DO NOT PANIC!
But don’t travel! Don’t gather in crowds! Don’t shake hands! WOW, in three months since the first case of a sore throat, cough and mild fever due to a new flu-like virus, the world has gone mad right? Right! Is this response rational seeing the normal flu has killed huge numbers more in the same time period? Well, ahh, yes actually.
Thing is, the new coronavirus (COVID-19) is an additional disease burden, it doesn’t replace the old flu, it adds to it. So anyone who is vulnerable, (like our grandparents and elderly friends, or the millions of people with asthma, chronic lung diseases like cystic fibrosis or even smokers, diabetics or those living in polluted cities where the air quality is poor), is at risk of dying from this disease if it takes hold in their lungs.
The Spanish Flu back in 1918 killed 20-50 million people, however many were soldiers living in horrible conditions and medical care in war torn countries was poor.
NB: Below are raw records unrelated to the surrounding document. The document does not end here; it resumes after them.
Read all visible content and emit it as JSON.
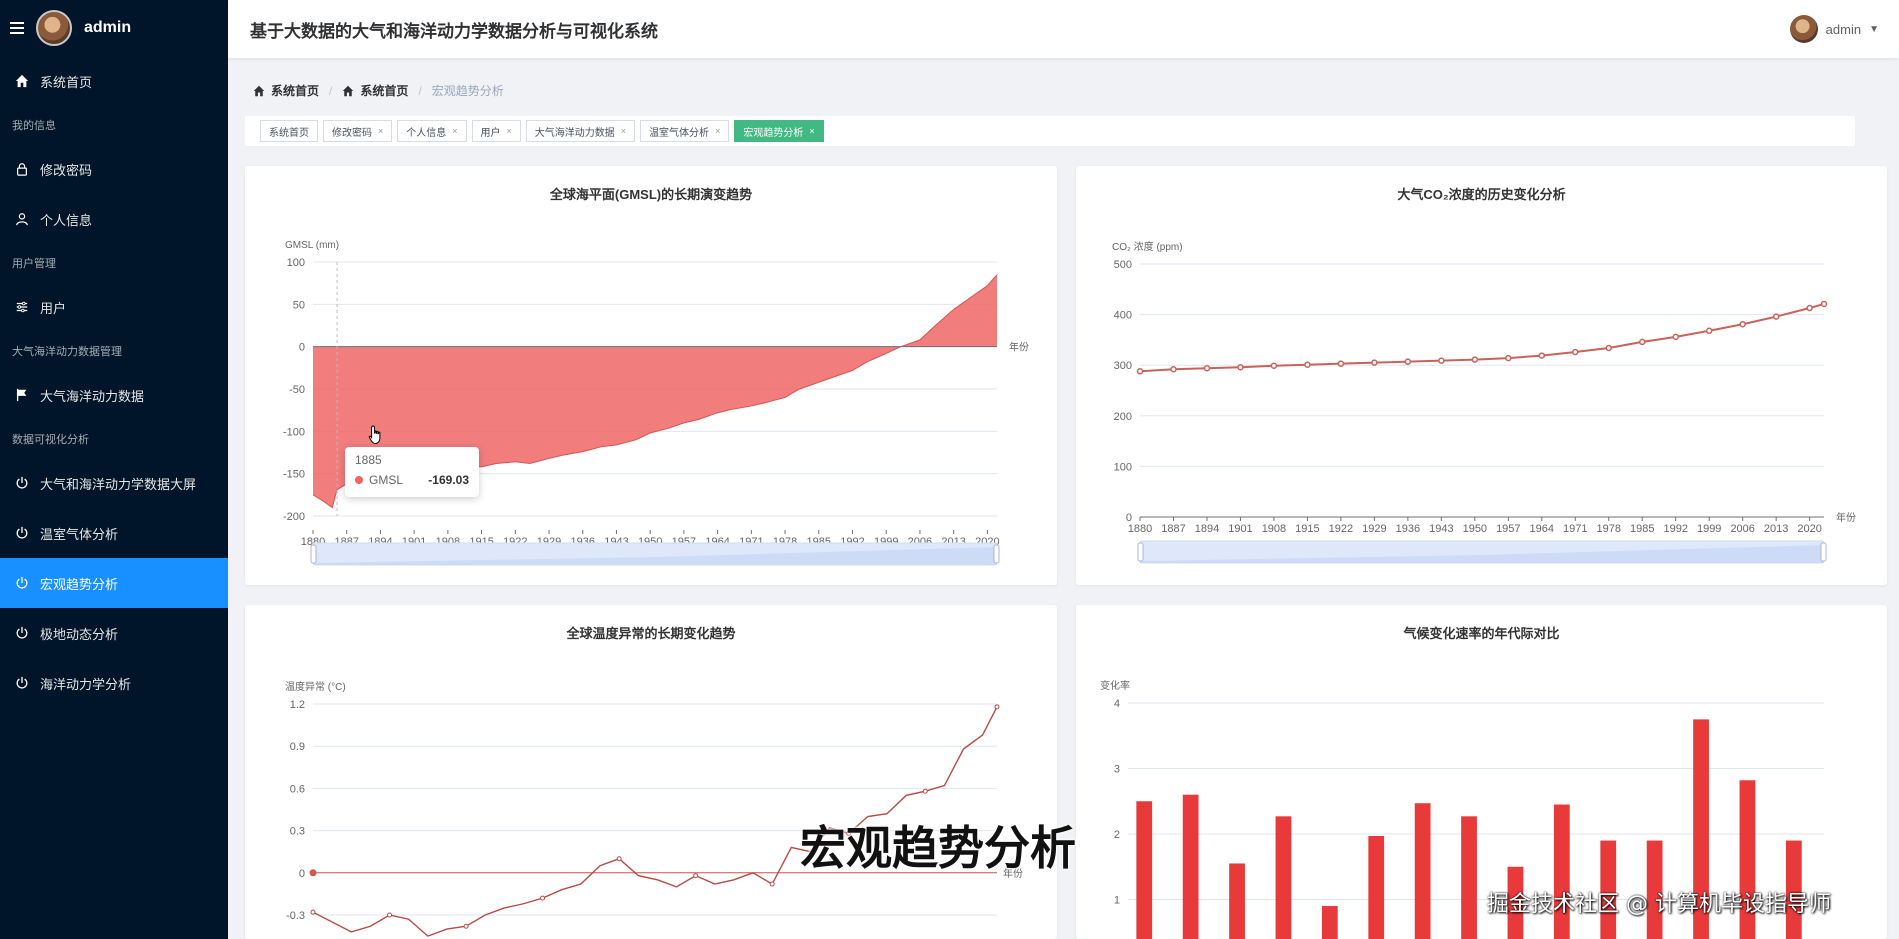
{
  "sidebar": {
    "user": "admin",
    "items": [
      {
        "type": "item",
        "label": "系统首页",
        "icon": "home-icon"
      },
      {
        "type": "group",
        "label": "我的信息"
      },
      {
        "type": "item",
        "label": "修改密码",
        "icon": "lock-icon"
      },
      {
        "type": "item",
        "label": "个人信息",
        "icon": "user-icon"
      },
      {
        "type": "group",
        "label": "用户管理"
      },
      {
        "type": "item",
        "label": "用户",
        "icon": "sliders-icon"
      },
      {
        "type": "group",
        "label": "大气海洋动力数据管理"
      },
      {
        "type": "item",
        "label": "大气海洋动力数据",
        "icon": "flag-icon"
      },
      {
        "type": "group",
        "label": "数据可视化分析"
      },
      {
        "type": "item",
        "label": "大气和海洋动力学数据大屏",
        "icon": "power-icon"
      },
      {
        "type": "item",
        "label": "温室气体分析",
        "icon": "power-icon"
      },
      {
        "type": "item",
        "label": "宏观趋势分析",
        "icon": "power-icon",
        "active": true
      },
      {
        "type": "item",
        "label": "极地动态分析",
        "icon": "power-icon"
      },
      {
        "type": "item",
        "label": "海洋动力学分析",
        "icon": "power-icon"
      }
    ]
  },
  "header": {
    "title": "基于大数据的大气和海洋动力学数据分析与可视化系统",
    "user": "admin"
  },
  "breadcrumb": [
    "系统首页",
    "系统首页",
    "宏观趋势分析"
  ],
  "tags": [
    {
      "label": "系统首页",
      "closable": false
    },
    {
      "label": "修改密码",
      "closable": true
    },
    {
      "label": "个人信息",
      "closable": true
    },
    {
      "label": "用户",
      "closable": true
    },
    {
      "label": "大气海洋动力数据",
      "closable": true
    },
    {
      "label": "温室气体分析",
      "closable": true
    },
    {
      "label": "宏观趋势分析",
      "closable": true,
      "active": true
    }
  ],
  "colors": {
    "accent": "#1890ff",
    "tag_active": "#42b983",
    "sidebar_bg": "#001529",
    "series_red": "#ee6666",
    "line_brown": "#c23531",
    "bar_red": "#e83a3a"
  },
  "tooltip": {
    "x": "1885",
    "series": "GMSL",
    "value": "-169.03"
  },
  "overlay": {
    "caption": "宏观趋势分析",
    "watermark": "掘金技术社区 @ 计算机毕设指导师"
  },
  "chart_data": [
    {
      "type": "area",
      "title": "全球海平面(GMSL)的长期演变趋势",
      "ylabel": "GMSL (mm)",
      "xlabel": "年份",
      "ylim": [
        -200,
        100
      ],
      "yticks": [
        100,
        50,
        0,
        -50,
        -100,
        -150,
        -200
      ],
      "xticks": [
        "1880",
        "1887",
        "1894",
        "1901",
        "1908",
        "1915",
        "1922",
        "1929",
        "1936",
        "1943",
        "1950",
        "1957",
        "1964",
        "1971",
        "1978",
        "1985",
        "1992",
        "1999",
        "2006",
        "2013",
        "2020"
      ],
      "x": [
        1880,
        1882,
        1884,
        1885,
        1887,
        1890,
        1894,
        1898,
        1901,
        1905,
        1908,
        1912,
        1915,
        1918,
        1922,
        1925,
        1929,
        1932,
        1936,
        1940,
        1943,
        1947,
        1950,
        1954,
        1957,
        1960,
        1964,
        1967,
        1971,
        1974,
        1978,
        1981,
        1985,
        1988,
        1992,
        1995,
        1999,
        2002,
        2006,
        2009,
        2013,
        2016,
        2020,
        2022
      ],
      "values": [
        -175,
        -182,
        -190,
        -169,
        -162,
        -158,
        -155,
        -150,
        -152,
        -148,
        -145,
        -140,
        -142,
        -138,
        -136,
        -138,
        -132,
        -128,
        -124,
        -118,
        -116,
        -110,
        -102,
        -96,
        -90,
        -86,
        -78,
        -74,
        -70,
        -66,
        -60,
        -50,
        -42,
        -36,
        -28,
        -18,
        -8,
        0,
        8,
        24,
        44,
        56,
        72,
        85
      ],
      "grid": true,
      "dataZoom": true
    },
    {
      "type": "line",
      "title": "大气CO₂浓度的历史变化分析",
      "ylabel": "CO₂ 浓度 (ppm)",
      "xlabel": "年份",
      "ylim": [
        0,
        500
      ],
      "yticks": [
        500,
        400,
        300,
        200,
        100,
        0
      ],
      "xticks": [
        "1880",
        "1887",
        "1894",
        "1901",
        "1908",
        "1915",
        "1922",
        "1929",
        "1936",
        "1943",
        "1950",
        "1957",
        "1964",
        "1971",
        "1978",
        "1985",
        "1992",
        "1999",
        "2006",
        "2013",
        "2020"
      ],
      "x": [
        1880,
        1887,
        1894,
        1901,
        1908,
        1915,
        1922,
        1929,
        1936,
        1943,
        1950,
        1957,
        1964,
        1971,
        1978,
        1985,
        1992,
        1999,
        2006,
        2013,
        2020,
        2023
      ],
      "values": [
        288,
        292,
        294,
        296,
        299,
        301,
        303,
        305,
        307,
        309,
        311,
        314,
        319,
        326,
        334,
        346,
        356,
        368,
        381,
        396,
        413,
        421
      ],
      "grid": true,
      "dataZoom": true
    },
    {
      "type": "line",
      "title": "全球温度异常的长期变化趋势",
      "ylabel": "温度异常 (°C)",
      "xlabel": "年份",
      "ylim": [
        -0.3,
        1.2
      ],
      "yticks": [
        1.2,
        0.9,
        0.6,
        0.3,
        0,
        -0.3
      ],
      "x": [
        1880,
        1884,
        1888,
        1892,
        1896,
        1900,
        1904,
        1908,
        1912,
        1916,
        1920,
        1924,
        1928,
        1932,
        1936,
        1940,
        1944,
        1948,
        1952,
        1956,
        1960,
        1964,
        1968,
        1972,
        1976,
        1980,
        1984,
        1988,
        1992,
        1996,
        2000,
        2004,
        2008,
        2012,
        2016,
        2020,
        2023
      ],
      "values": [
        -0.28,
        -0.35,
        -0.42,
        -0.38,
        -0.3,
        -0.33,
        -0.45,
        -0.4,
        -0.38,
        -0.3,
        -0.25,
        -0.22,
        -0.18,
        -0.12,
        -0.08,
        0.05,
        0.1,
        -0.02,
        -0.05,
        -0.1,
        -0.02,
        -0.08,
        -0.05,
        0.0,
        -0.08,
        0.18,
        0.15,
        0.32,
        0.28,
        0.4,
        0.42,
        0.55,
        0.58,
        0.62,
        0.88,
        0.98,
        1.18
      ],
      "grid": true
    },
    {
      "type": "bar",
      "title": "气候变化速率的年代际对比",
      "ylabel": "变化率",
      "ylim": [
        0,
        4
      ],
      "yticks": [
        4,
        3,
        2,
        1
      ],
      "values": [
        2.5,
        2.6,
        1.55,
        2.27,
        0.9,
        1.97,
        2.47,
        2.27,
        1.5,
        2.45,
        1.9,
        1.9,
        3.75,
        2.82,
        1.9
      ],
      "grid": true
    }
  ]
}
The 1957 Asian Flu killed a million or so people and the 1968 Hong Kong Flu up to 4 million.
What we have now that we didn’t have in 1918, 1957 or 1968 is the internet and instant incessant media. This is the Good the Bad and the Ugly. The good is that as a global community we can respond quickly to news and advice about the risks of travel and avoiding crowds. The bad is that we get very anxious and worried about what is going on, insecure, scared and frightened. The ugly is when we see a Youtube clip of two women literally fighting over toilet paper in a supermarket. OMG.
Additionally, we now have far better general and intensive health care and the ability to save the lives of those who get the severe pneumonia from the virus. Well that IS a positive isn’t it? Yes, and maybe. You see, we only have a small and limited number of ventilator machines (those machines that can breath for us if we can’t) and once they have a human attached to them, well, there is no room for more.
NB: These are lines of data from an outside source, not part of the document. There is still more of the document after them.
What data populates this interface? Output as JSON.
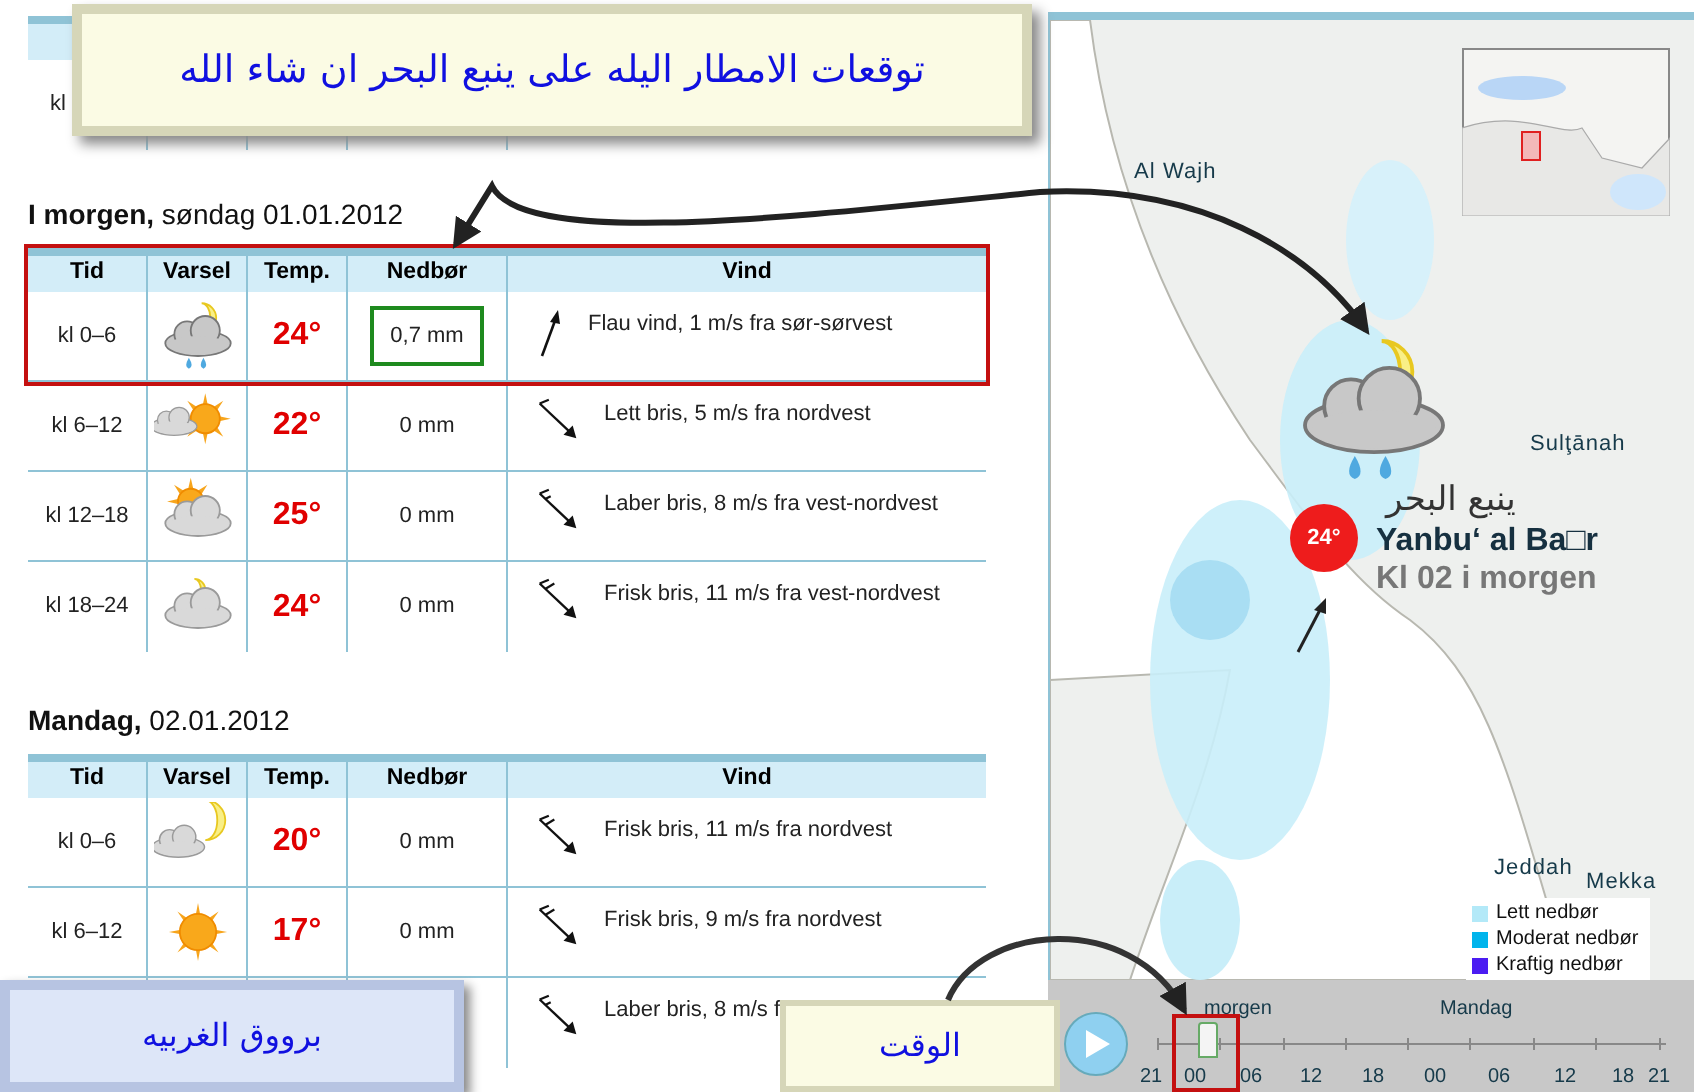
{
  "banner": {
    "text": "توقعات الامطار اليله على ينبع البحر ان شاء الله"
  },
  "earlier_table": {
    "outlined": false,
    "rows": [
      {
        "time": "kl"
      }
    ]
  },
  "days": [
    {
      "title_bold": "I morgen,",
      "title_rest": "søndag 01.01.2012",
      "outlined": true,
      "columns": [
        "Tid",
        "Varsel",
        "Temp.",
        "Nedbør",
        "Vind"
      ],
      "rows": [
        {
          "time": "kl 0–6",
          "temp": "24°",
          "precip": "0,7 mm",
          "precip_boxed": true,
          "wind": "Flau vind, 1 m/s fra sør-sørvest"
        },
        {
          "time": "kl 6–12",
          "temp": "22°",
          "precip": "0 mm",
          "precip_boxed": false,
          "wind": "Lett bris, 5 m/s fra nordvest"
        },
        {
          "time": "kl 12–18",
          "temp": "25°",
          "precip": "0 mm",
          "precip_boxed": false,
          "wind": "Laber bris, 8 m/s fra vest-nordvest"
        },
        {
          "time": "kl 18–24",
          "temp": "24°",
          "precip": "0 mm",
          "precip_boxed": false,
          "wind": "Frisk bris, 11 m/s fra vest-nordvest"
        }
      ]
    },
    {
      "title_bold": "Mandag,",
      "title_rest": "02.01.2012",
      "outlined": false,
      "columns": [
        "Tid",
        "Varsel",
        "Temp.",
        "Nedbør",
        "Vind"
      ],
      "rows": [
        {
          "time": "kl 0–6",
          "temp": "20°",
          "precip": "0 mm",
          "precip_boxed": false,
          "wind": "Frisk bris, 11 m/s fra nordvest"
        },
        {
          "time": "kl 6–12",
          "temp": "17°",
          "precip": "0 mm",
          "precip_boxed": false,
          "wind": "Frisk bris, 9 m/s fra nordvest"
        },
        {
          "wind": "Laber bris, 8 m/s f"
        }
      ]
    }
  ],
  "map": {
    "places": [
      "Al Wajh",
      "Sulţānah",
      "Jeddah",
      "Mekka"
    ],
    "forecast": {
      "name_local": "ينبع البحر",
      "temp": "24°",
      "name": "Yanbu‘ al Ba□r",
      "time": "Kl 02 i morgen"
    },
    "legend": [
      {
        "label": "Lett nedbør",
        "color": "#b3e9f8"
      },
      {
        "label": "Moderat nedbør",
        "color": "#00b4ec"
      },
      {
        "label": "Kraftig nedbør",
        "color": "#4b1cf2"
      }
    ],
    "timeline": {
      "days": [
        "morgen",
        "Mandag"
      ],
      "ticks": [
        "21",
        "00",
        "06",
        "12",
        "18",
        "00",
        "06",
        "12",
        "18",
        "21"
      ],
      "level": 0.1
    }
  },
  "notes": {
    "region": "برووق الغربيه",
    "time": "الوقت"
  }
}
What the travel bans and bans on public gatherings is ALL about is trying to reduce the peak number of people who may need these machines at any one time because there isn’t enough for everybody and the last thing anyone wants is for doctors to be deciding who is more important to put on the last machine in your city. Do we take a 70 yo man off the machine and let him die and put a 30 yo on it? Where is the line going to be when that happens and what an awful discussion it’s going to be in the hospital when the doctor tells you that your grandmother is being detached from the machine that is keeping her alive because the hospital administrators mother is being given priority. OUCH.
Health care systems are better, but typically they are always and already stretched to cope in normal circumstances. If we fill up the intensive care units with COVID-19 victims then where do the heart attack and emergency surgery and car accident victims go?
One last thing about little nasty COVID-19 that is different. It survives up to 9 days outside the body on a surface e.g. bathroom bench or public transport rail. When I read that my reaction was “no way, you’re kidding, how can we stop this thing then?” The normal FLU and colds can only live for 1-24 hours outside the body, that’s a huge difference. So we CAN’T stop it spreading but we CAN slow it down to reduce the rush on the ventilators in intensive care which WILL SAVE LIVES.